Jason Rhoades (b. 1965, USA)
Perfect World, 1999

To be totally honest, the look of it – from the images I could find – does not make me too excited. I hope, I would find a way to appreciate it if encountering it IRL (although I doubt it). But I do like the conceptual side of it. An installation in a scale and composition that does not offer any particular point of view, but rather inescapable multiplicity of viewing points and perspectives, none of them permitting full overview of the work. I like that feature both as emphasis on multiple perceptions and interpretations of the work and as a metaphor for human condition and impossibility of universal truth at large.

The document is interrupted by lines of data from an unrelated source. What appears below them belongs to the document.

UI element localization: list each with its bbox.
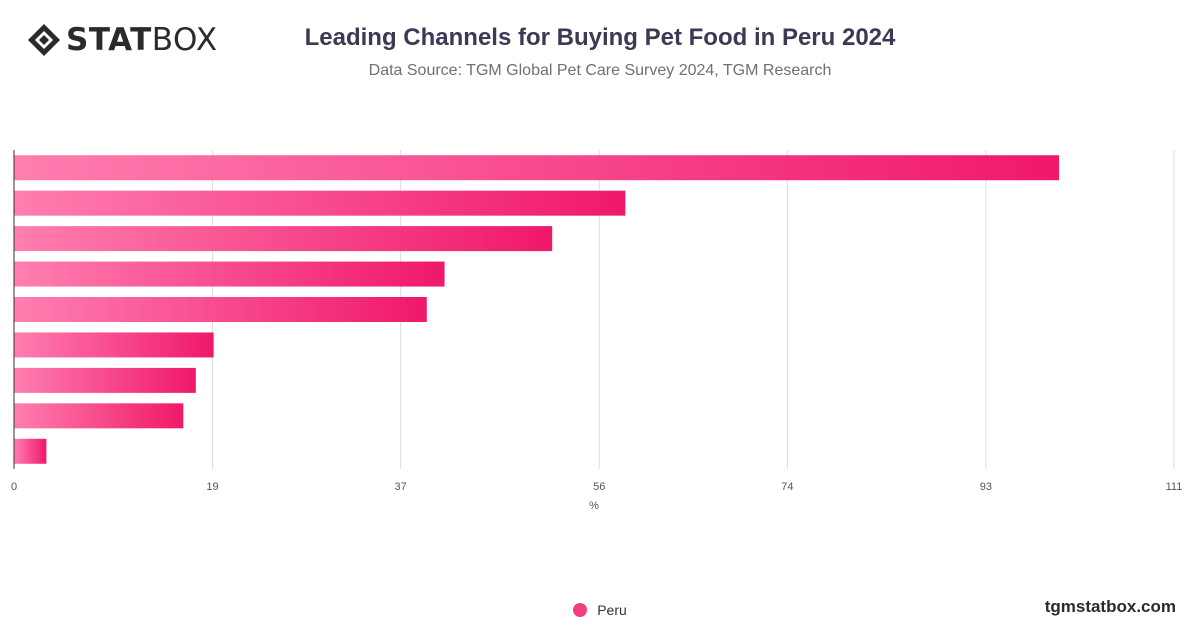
x-axis-ticks: 0 19 37 56 74 93 111 xyxy=(11,481,1182,493)
bar[interactable] xyxy=(14,297,427,322)
legend[interactable]: Peru xyxy=(0,602,1200,618)
bar[interactable] xyxy=(14,226,553,252)
x-tick-label: 111 xyxy=(1166,481,1183,493)
chart-title: Leading Channels for Buying Pet Food in … xyxy=(304,24,896,51)
statbox-logo-icon xyxy=(28,24,60,56)
bar[interactable] xyxy=(14,261,445,287)
footer-brand: tgmstatbox.com xyxy=(1044,597,1176,616)
x-tick-label: 74 xyxy=(781,481,793,493)
logo-text: STATBOX xyxy=(66,22,218,58)
bar[interactable] xyxy=(14,332,214,358)
bar[interactable] xyxy=(14,155,1060,181)
chart-subtitle: Data Source: TGM Global Pet Care Survey … xyxy=(368,62,832,79)
x-tick-label: 19 xyxy=(206,481,218,493)
x-tick-label: 0 xyxy=(11,481,17,493)
bars xyxy=(14,155,1060,464)
bar[interactable] xyxy=(14,190,626,216)
x-axis-label: % xyxy=(589,500,599,512)
legend-dot xyxy=(573,603,588,617)
bar[interactable] xyxy=(14,438,47,464)
x-tick-label: 37 xyxy=(395,481,407,493)
x-tick-label: 93 xyxy=(980,481,992,493)
legend-label: Peru xyxy=(597,602,627,618)
bar[interactable] xyxy=(14,367,196,393)
statbox-logo: STATBOX xyxy=(26,22,218,58)
bar[interactable] xyxy=(14,403,184,429)
x-tick-label: 56 xyxy=(593,481,605,493)
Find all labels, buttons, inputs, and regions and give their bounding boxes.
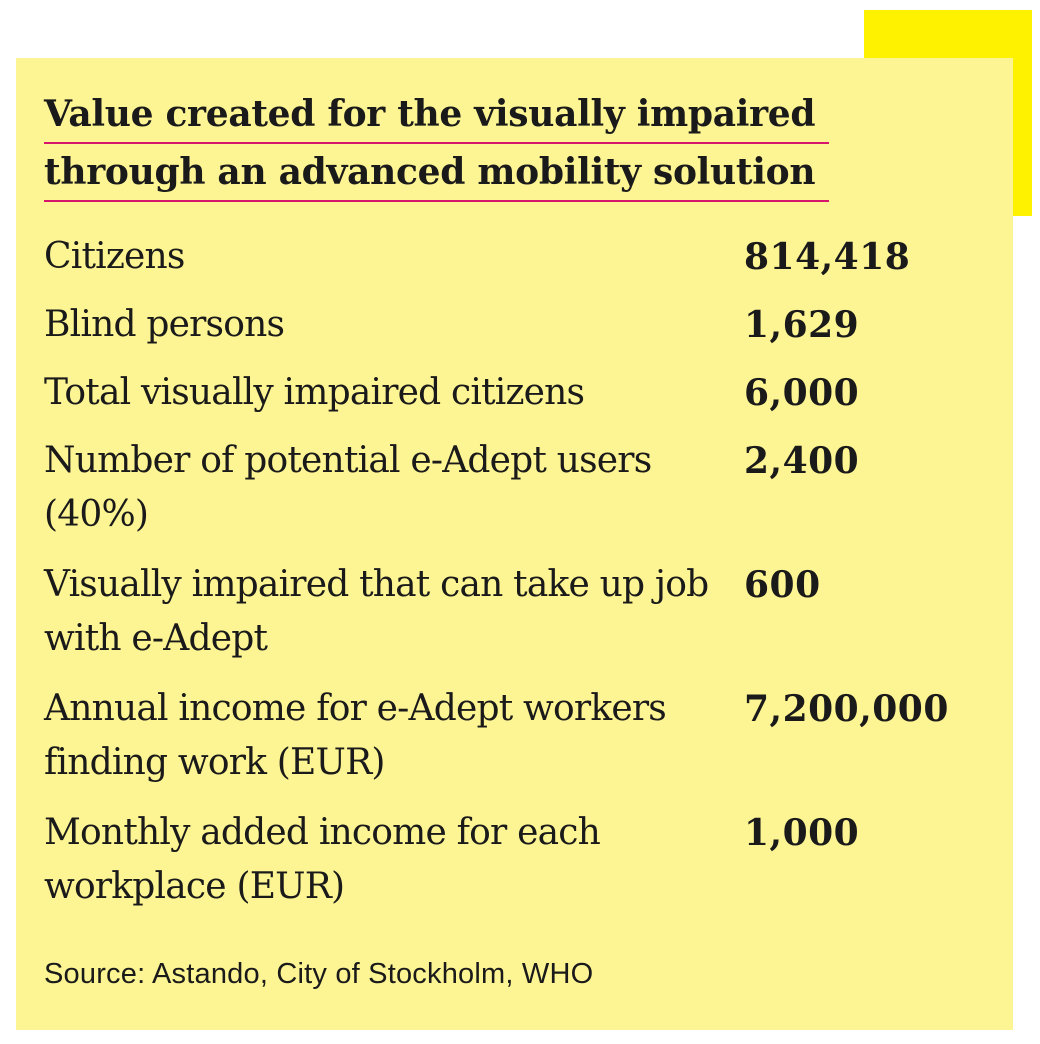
stat-value: 600 <box>744 564 821 606</box>
title-line-1: Value created for the visually impaired <box>44 86 830 144</box>
stat-label: Total visually impaired citizens <box>44 372 585 413</box>
stats-table: Citizens 814,418 Blind persons 1,629 Tot… <box>44 230 984 930</box>
stat-label: Number of potential e-Adept users (40%) <box>44 440 652 535</box>
stat-value: 2,400 <box>744 440 860 482</box>
stat-value: 814,418 <box>744 236 911 278</box>
stat-row-citizens: Citizens 814,418 <box>44 230 984 298</box>
info-card: Value created for the visually impaired … <box>16 58 1013 1030</box>
stat-row-potential-users: Number of potential e-Adept users (40%) … <box>44 434 984 558</box>
stat-row-blind-persons: Blind persons 1,629 <box>44 298 984 366</box>
stat-value: 1,000 <box>744 812 860 854</box>
stat-label: Blind persons <box>44 304 285 345</box>
stat-row-job-takers: Visually impaired that can take up job w… <box>44 558 984 682</box>
stat-row-annual-income: Annual income for e-Adept workers findin… <box>44 682 984 806</box>
stat-label: Monthly added income for each workplace … <box>44 812 601 907</box>
stat-value: 1,629 <box>744 304 860 346</box>
stat-row-monthly-income: Monthly added income for each workplace … <box>44 806 984 930</box>
card-title: Value created for the visually impaired … <box>44 86 830 202</box>
stat-label: Citizens <box>44 236 185 277</box>
stat-value: 7,200,000 <box>744 688 949 730</box>
stat-label: Visually impaired that can take up job w… <box>44 564 709 659</box>
source-note: Source: Astando, City of Stockholm, WHO <box>44 958 594 990</box>
title-line-2: through an advanced mobility solution <box>44 144 830 202</box>
stat-row-total-visually-impaired: Total visually impaired citizens 6,000 <box>44 366 984 434</box>
stat-label: Annual income for e-Adept workers findin… <box>44 688 667 783</box>
stat-value: 6,000 <box>744 372 860 414</box>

I haven’t had a chance to build large scale installations so far myself, but several of my experiments are toying with similar ideas – e.g. by superimposing or combining sounds and/or photographs from different times and places that would never be perceptible from a single position IRL (as in “Street Stretch” – a 5 m long collage of photographs of the same stretch of the street taken with few seconds interval), or by choosing size and format of pdf-files or prints that deny single point with full overview (as in “Rererepresentations” – a pdf piece where full overview makes contents unintelligible, while readable view requires manual manipulation to navigate the page), forcing the viewer to move around and experience series of fragmentary views. It’s all very crude at this point still, but it is exploration in progress.